# Guaging interest on stoppers



## Mikey (Aug 6, 2008)

I'd like to close this thread as I started the group buy thread already. Thanks to everyone for the quick response.

I've been away for a little while now but have the bug again as several people who have stopped by my place have commented and wanted some of my product I had sitting out on display. It's nice when the FedEx guy who brings your stuff to you wants to turn around and buy it.

Anyway, I was looking at switching from my Berea stoppers to the stainless ones Ruth Niles sells. The chrome on some of my Berea stoppers started pitting and I can't sell them anymore if they are going to do that. I would propose a group buy on stoppers. Even with just a few people participating the 100+ price of $4.75 would easily cover the shipping and paypal fees because the 10-19 price on these are $5.70 so you are saving almost a buck. Even on larger orders the savings is significant. I am checking on mix and match ordering just to make sure we can get all the stoppers at the 100+ pricing.

Normal pricing is:
1-9 $5.95
10-19 $5.70
20-49 $5.40
50-99 $5.20
100+ $4.75

I was told about 30 stoppers could fit in a smaller envelope/box so the lesser flat rate shipping fee would apply as well as the 3% + $.30 Paypal fees plus maybe $.50 additional for shipping to cover the extra $5 it would cost to ship these to me over the $5 I would already be paying. Overall though it would be easy to save money even with an order of just 10 pieces.

In case you were wondering, The thread size is the same as the AS stoppers and the cost is even less than their mini stoppers and significantly less than the full size ones. The thread size is also the same as many of the Penn State and CSUSA stoppers so you can continue touse your taps and handles that you have made.

I'm going to be out of town to Cedar Rapids On the 14th and back on the 18th, so I would do this buy after I return. Sorry to be so long winded!

-Mike


----------



## penhead (Aug 6, 2008)

This style stopper made by Ruth Niles can be viewed at http://www.torne-lignum.com/  for those interested.


----------



## Modelmaker (Aug 6, 2008)

I'd be interested in a few.


----------



## 1JaredSchmidt (Aug 6, 2008)

I'd be interested.


----------



## Mikey (Aug 6, 2008)

Penhead, thanks a bunch. I completely forgot that not everyone may know what I was talking about. There are also lots and lots of photographs available there. 

I just got back from Berea and was told that the new Mini Stopper from AS was in reponse to the Ruth Niles stoppers.


----------



## penhead (Aug 6, 2008)

Not a problem Mikey, glad you didn't mind.
I have been considering the same thing for quite some time now.
Your timing is right on, even though it is a little hard to even think about preparing for the coming Holidays when the heat index here is around 100 degrees.

I noticed the price you posted was for the #301 (which has the threads).
If the count goes to one-hundred (or more)
then mark me down for 25 of the #301.

Thanks..


----------



## Mikey (Aug 6, 2008)

Including your potential order and a PM one we are already at 75 and that wouldn't even count Kris or Jared.

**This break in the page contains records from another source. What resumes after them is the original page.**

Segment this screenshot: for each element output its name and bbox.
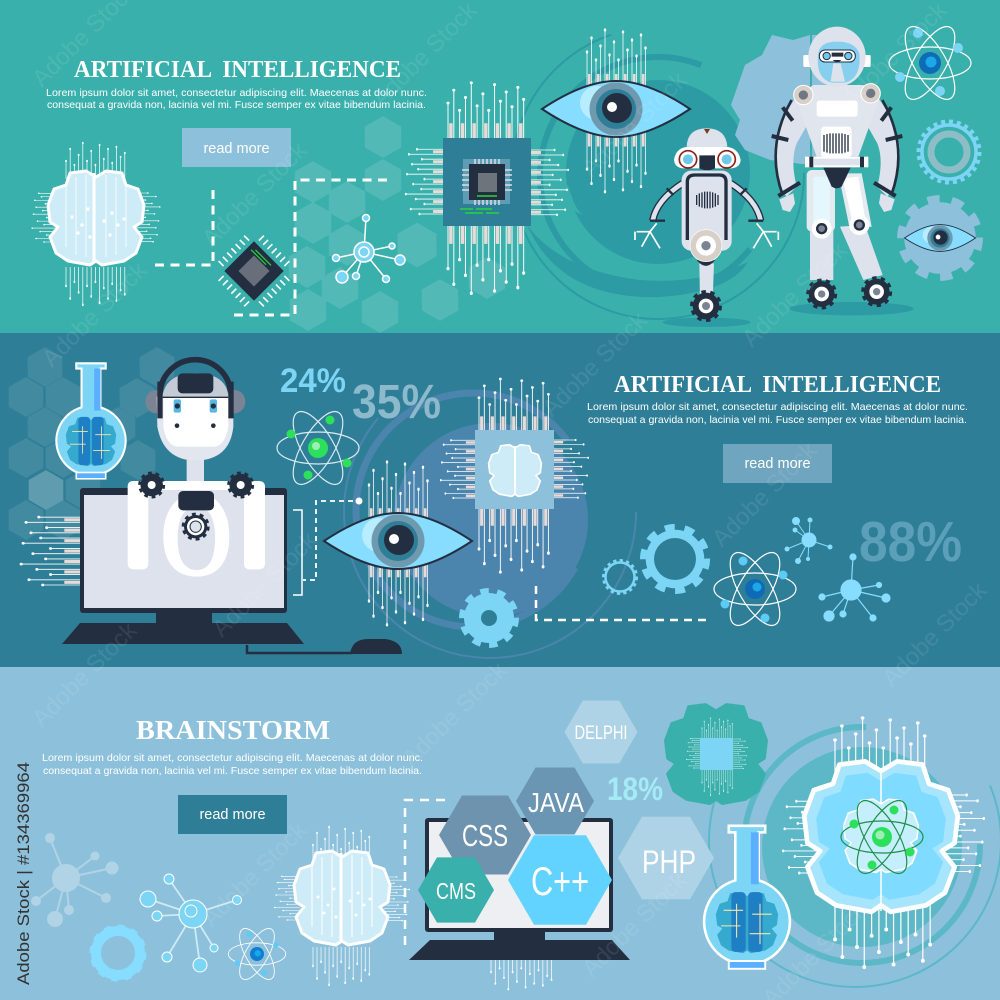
icon: chip with brain <box>441 379 588 572</box>
stock watermark: Adobe Stock <box>577 866 693 982</box>
stock watermark: Adobe Stock <box>837 0 953 112</box>
big robot <box>772 27 914 315</box>
spiral behind eye <box>344 366 636 658</box>
spiral behind brain <box>709 695 1000 987</box>
read more button <box>178 795 287 834</box>
read more button: read more <box>199 807 266 823</box>
icon: faint molecule <box>32 834 118 926</box>
icon: central processor with circuit pins <box>406 83 568 293</box>
icon: solid blue gear <box>462 591 516 645</box>
heading: ARTIFICIAL INTELLIGENCE <box>614 372 941 398</box>
body text <box>46 87 427 111</box>
dashed connector <box>536 586 712 620</box>
heading: BRAINSTORM <box>136 715 330 745</box>
stock watermark: Adobe Stock <box>367 0 483 112</box>
body text <box>42 752 423 777</box>
icon: large eye with pins <box>542 30 690 192</box>
background hexagons <box>280 111 514 338</box>
icon: large eye <box>324 462 472 625</box>
hexagon C++ <box>508 835 612 925</box>
pins under monitor <box>491 955 551 989</box>
icon: green atom <box>277 404 359 492</box>
stock watermark: Adobe Stock <box>397 656 513 772</box>
body text: consequat a gravida non, lacinia vel mi. Fusce semper ex vitae bibendum lacinia. <box>47 99 426 111</box>
icon: atom top right <box>889 19 971 107</box>
stock watermark: Adobe Stock <box>197 136 313 252</box>
icon: molecule large <box>819 554 890 621</box>
highlighted hexagon <box>20 465 72 515</box>
read more button <box>723 444 832 483</box>
stock watermark: Adobe Stock <box>577 66 693 182</box>
hexagon DELPHI <box>564 701 638 763</box>
stock id vertical text: Adobe Stock | #134369964 <box>14 762 33 985</box>
body text: Lorem ipsum dolor sit amet, consectetur adipiscing elit. Maecenas at dolor nunc. <box>42 752 423 764</box>
icon: blue atom <box>714 545 796 633</box>
hexagon CSS: CSS <box>462 818 508 853</box>
panel: middle artificial intelligence banner <box>0 333 1000 667</box>
read more button <box>182 128 291 167</box>
icon: small gear <box>604 560 636 594</box>
stat 24%: 24% <box>280 362 346 400</box>
computer monitor <box>62 488 304 644</box>
hexagon PHP: PHP <box>642 844 696 880</box>
stock watermark: Adobe Stock <box>197 816 313 932</box>
small robot <box>635 128 778 327</box>
stock watermark: Adobe Stock <box>877 576 993 692</box>
icon: atom <box>228 924 286 984</box>
dashed connector <box>405 800 445 950</box>
stat 88%: 88% <box>859 510 962 574</box>
hexagon CMS: CMS <box>436 878 476 904</box>
hexagon PHP <box>618 817 714 899</box>
icon: molecule small <box>785 518 832 564</box>
brain silhouette behind robot <box>731 35 840 165</box>
hexagon DELPHI: DELPHI <box>574 723 628 744</box>
icon: molecule network <box>332 214 405 283</box>
dashed connectors <box>153 180 387 315</box>
stock watermark: Adobe Stock <box>737 236 853 352</box>
stock watermark: Adobe Stock <box>707 436 823 552</box>
background hexagons <box>0 342 183 545</box>
stock watermark: Adobe Stock <box>537 306 653 422</box>
body text: consequat a gravida non, lacinia vel mi. Fusce semper ex vitae bibendum lacinia. <box>43 765 422 777</box>
spiral behind robots <box>512 27 804 319</box>
hexagon JAVA <box>516 767 594 835</box>
panel: bottom brainstorm banner <box>0 667 1000 1000</box>
icon: small processor chip <box>209 226 299 316</box>
heading: ARTIFICIAL INTELLIGENCE <box>74 57 401 83</box>
icon: gear with eye <box>901 199 979 277</box>
body text: Lorem ipsum dolor sit amet, consectetur adipiscing elit. Maecenas at dolor nunc. <box>46 87 427 99</box>
hexagon CSS <box>439 795 531 875</box>
stock watermark: Adobe Stock <box>37 256 153 372</box>
dashed connector and bracket <box>293 498 362 595</box>
body text: Lorem ipsum dolor sit amet, consectetur adipiscing elit. Maecenas at dolor nunc. <box>587 401 968 413</box>
hexagon JAVA: JAVA <box>528 787 584 818</box>
icon: flask with brain <box>56 363 126 479</box>
icon: gear outline <box>91 926 145 980</box>
left circuit pins <box>21 517 80 585</box>
stat 35%: 35% <box>352 376 441 429</box>
icon: big circuit brain with atom <box>783 718 984 967</box>
icon: blue gear outline <box>918 122 980 182</box>
body text: consequat a gravida non, lacinia vel mi. Fusce semper ex vitae bibendum lacinia. <box>588 414 967 426</box>
stock watermark: Adobe Stock <box>27 616 143 732</box>
icon: circuit brain <box>275 827 409 985</box>
icon: flask with brain <box>704 826 790 969</box>
computer monitor <box>409 818 630 960</box>
read more button: read more <box>203 141 270 157</box>
robot in monitor <box>128 360 265 577</box>
mouse and cable <box>247 639 402 654</box>
icon: circuit brain <box>32 143 160 305</box>
stock watermark: Adobe Stock <box>207 526 323 642</box>
icon: teal brain with chip <box>666 705 766 803</box>
stat 18%: 18% <box>607 771 663 807</box>
body text <box>587 401 968 426</box>
hexagon C++: C++ <box>531 860 589 904</box>
read more button: read more <box>744 456 811 472</box>
hexagon CMS <box>418 857 494 923</box>
icon: molecule <box>140 874 242 972</box>
panel: top artificial intelligence banner <box>0 0 1000 338</box>
icon: medium gear <box>643 527 707 591</box>
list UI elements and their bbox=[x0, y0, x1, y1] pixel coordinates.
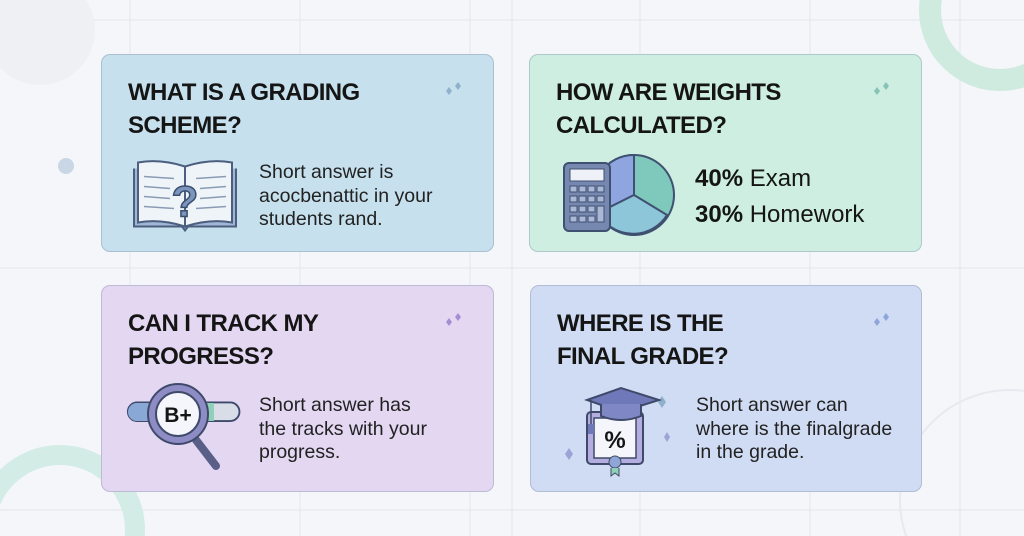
heading bbox=[556, 79, 781, 139]
answer text: Short answer has bbox=[259, 394, 411, 416]
icon: sparkle bbox=[446, 82, 461, 95]
icon: open book with question mark bbox=[133, 160, 237, 232]
answer text: Short answer is bbox=[259, 161, 393, 183]
answer text: progress. bbox=[259, 441, 340, 463]
heading: SCHEME? bbox=[128, 112, 241, 139]
icon: open book with question mark: ? bbox=[172, 178, 198, 226]
panel: final grade bbox=[530, 285, 922, 492]
heading: HOW ARE WEIGHTS bbox=[556, 79, 781, 106]
heading: WHERE IS THE bbox=[557, 310, 723, 337]
panel: weights bbox=[529, 54, 922, 252]
icon: calculator and pie chart bbox=[563, 154, 675, 236]
icon: magnifier with B+: B+ bbox=[164, 404, 192, 427]
weights text: 40% Exam bbox=[695, 165, 811, 192]
heading: FINAL GRADE? bbox=[557, 343, 728, 370]
panel: grading scheme bbox=[101, 54, 494, 252]
icon: graduation cap and certificate bbox=[565, 387, 670, 477]
icon: sparkle bbox=[874, 82, 889, 95]
heading: PROGRESS? bbox=[128, 343, 273, 370]
heading bbox=[128, 310, 318, 370]
weights text bbox=[695, 165, 864, 228]
answer text: acocbenattic in your bbox=[259, 184, 432, 206]
answer text: in the grade. bbox=[696, 441, 804, 463]
icon: sparkle bbox=[446, 313, 461, 326]
answer text: where is the finalgrade bbox=[696, 418, 892, 440]
heading bbox=[128, 79, 360, 139]
heading: CAN I TRACK MY bbox=[128, 310, 318, 337]
icon: magnifier with B+ bbox=[126, 383, 240, 470]
answer text bbox=[259, 394, 427, 463]
heading: WHAT IS A GRADING bbox=[128, 79, 360, 106]
answer text: students rand. bbox=[259, 208, 383, 230]
heading bbox=[557, 310, 728, 370]
heading: CALCULATED? bbox=[556, 112, 726, 139]
answer text: Short answer can bbox=[696, 394, 848, 416]
weights text: 30% Homework bbox=[695, 201, 864, 228]
answer text bbox=[696, 394, 892, 463]
panel: track progress bbox=[101, 285, 494, 492]
icon: sparkle bbox=[874, 313, 889, 326]
answer text bbox=[259, 161, 432, 230]
answer text: the tracks with your bbox=[259, 418, 427, 440]
icon: graduation cap and certificate: % bbox=[604, 427, 626, 454]
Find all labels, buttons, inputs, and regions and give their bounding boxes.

I don't think we'll have a problem. Also, if we hit at least 25 each of the 302 and 304 she could extend special pricing to those as well. I don't see much of a need but you never know.


----------



## penhead (Aug 6, 2008)

Not sure where her next price break is, but if the count goes that far over might be worth a call...figuring you are already considering that though


----------



## Glass Scratcher (Aug 6, 2008)

I'm thinking about 25 of the #301


----------



## Mikey (Aug 6, 2008)

penhead said:


> Not sure where her next price break is, but if the count goes that far over might be worth a call...figuring you are already considering that though




if we get committments for over 200 then the price supposedly drops .15 each. 

Right now if you were to order 25 straight up you would spend $140.60 with shipping. At the 100+ pricing plus shipping (shared costs plus me to you) and Paypal the cost will be $123.13 and if we get above 200 the cost goes to $119.27. Not super huge savings but these days anything helps. 

With glass scratcher we are already at the 100+ so this looks like it will be a go. I'll start keeping track of people who want some and PM you guys or e-mail you when it comes time. I'm thinking I'll start up the buy page later and keep it open for a week and a half to two weeks.

Mike


----------



## bruce119 (Aug 6, 2008)

Put me on the list for some
Bruce
.
.


----------



## RKing (Aug 6, 2008)

I would be interested in about ten, but have no idea what he difference between 301 and 302 etc is.I looked at Ruth Niles stoppers and they look great with a lot of ideas, so if it's a go put me down for ten, I guess I will rely on you advising me of what I should have. I will also need the shipping cost to Canada, although my  location shows Florida I am only there during the winter.
Bob


----------



## Mikey (Aug 6, 2008)

I can just wait to ship them to you. LOL! Seriously, if you are only getting a few then I would probably label them as a gift somehow and send in a small package. I honestly don't know what they would weigh so I can't comment on cost until I would get them in.

301 has a threaded stud on it so you tap and thread your top onto the stopper. 
302 is a smooth stud which I'm not sure what it would work with.
304 is kind of reverse threaded in that the stopper has a female hole in it. 

The majority of stoppers out there have the 3/8" threaded studs like the 301. A lot of us then would already have the taps and other hardware/tooling for production.


----------



## pentex (Aug 6, 2008)

I would take 5 of the 301. Can paypal.


----------



## Hosspen (Aug 6, 2008)

I would be in for 30 of the threaded ones, I'm almost positive.


----------



## keithkarl2007 (Aug 6, 2008)

I'd take a few also maybe 10-15 of the #301


----------



## ScribbleSticks (Aug 6, 2008)

I'm in for 15 of the #301.


----------



## airrat (Aug 6, 2008)

I would be in for 15 of the #301.


I was going to get a group buy going on this too but have been busy with the sandstone.


----------



## LanceD (Aug 6, 2008)

You can put me down for 50.


----------



## Monty (Aug 6, 2008)

I'd be interested in at least 10 of the 301s.


----------



## Modelmaker (Aug 6, 2008)

I would want 10 of the 301's myself


----------



## Mikey (Aug 6, 2008)

I'm closing this thread as I opened up the group buy thread. Thanks for the input and quick response guys!

Mike


----------